Le golf de retour
aux Olympiques après 112 ans d’absence
Le Comité International Olympique profita de l’annonce
de l’octroi des jeux olympiques à la ville de Rio en 2009 pour annoncer que le
golf ferait un retour aux jeux après 112 ans d’absence. S’ensuit alors la recherche d’un parcours
acceptable pour tenir les compétitions. On détermine rapidement que les deux
parcours existants de la région de Rio ne sont pas au niveau nécessaire pour
tenir un tournoi de cette envergure, et on part à la recherche d’un site
favorable à proximité des autres sites olympiques.
Une fois le site établi en bordure de la lagune de
Marapendi qui longe l’océan Atlantique, une compétition fut mise en place pour
déterminer le choix de l’architecte qui aurait la chance de construire ce
parcours voué à obtenir automatiquement une grande visibilité.

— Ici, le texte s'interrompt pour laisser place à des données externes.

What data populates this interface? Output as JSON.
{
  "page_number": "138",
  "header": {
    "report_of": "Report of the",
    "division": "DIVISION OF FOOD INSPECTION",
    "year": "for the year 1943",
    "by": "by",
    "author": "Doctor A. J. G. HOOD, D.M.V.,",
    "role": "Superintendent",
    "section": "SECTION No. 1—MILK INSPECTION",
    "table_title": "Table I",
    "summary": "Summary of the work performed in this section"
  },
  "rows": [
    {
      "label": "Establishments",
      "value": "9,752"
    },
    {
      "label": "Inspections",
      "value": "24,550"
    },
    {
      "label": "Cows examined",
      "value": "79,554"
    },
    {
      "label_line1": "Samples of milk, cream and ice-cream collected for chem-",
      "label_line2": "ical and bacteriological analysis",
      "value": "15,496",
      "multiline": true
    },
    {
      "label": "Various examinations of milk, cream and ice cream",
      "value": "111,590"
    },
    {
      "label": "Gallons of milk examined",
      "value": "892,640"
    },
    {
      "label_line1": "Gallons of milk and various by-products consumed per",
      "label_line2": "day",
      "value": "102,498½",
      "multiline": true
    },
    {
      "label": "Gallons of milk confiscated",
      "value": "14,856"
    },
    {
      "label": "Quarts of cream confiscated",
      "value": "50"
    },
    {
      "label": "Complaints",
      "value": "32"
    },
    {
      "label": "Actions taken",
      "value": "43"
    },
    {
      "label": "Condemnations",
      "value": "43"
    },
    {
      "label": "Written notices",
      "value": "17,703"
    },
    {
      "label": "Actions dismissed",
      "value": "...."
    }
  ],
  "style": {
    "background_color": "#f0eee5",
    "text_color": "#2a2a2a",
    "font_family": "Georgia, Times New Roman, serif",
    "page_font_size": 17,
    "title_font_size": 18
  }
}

Huit firmes sont choisies parmi les
finalistes, dont quatre fondées principalement par des superstars du golf
mondiales (Jack Nicklaus, Greg Norman, Gary Player et Peter Thomson), deux
dirigées par des architectes internationaux bien établis (Robert Trent Jones
Jr. Et Martin Hawtree) et deux plus petites firmes fondées par des architectes
moins connus aux styles similaires (Tom Doak et Gil Hanse). Dès le départ, on croit que les gros noms
auront un avantage à cause de leur grande notoriété, mais c’est finalement la
firme de Gil Hanse qui gagne la mise en mars 2012.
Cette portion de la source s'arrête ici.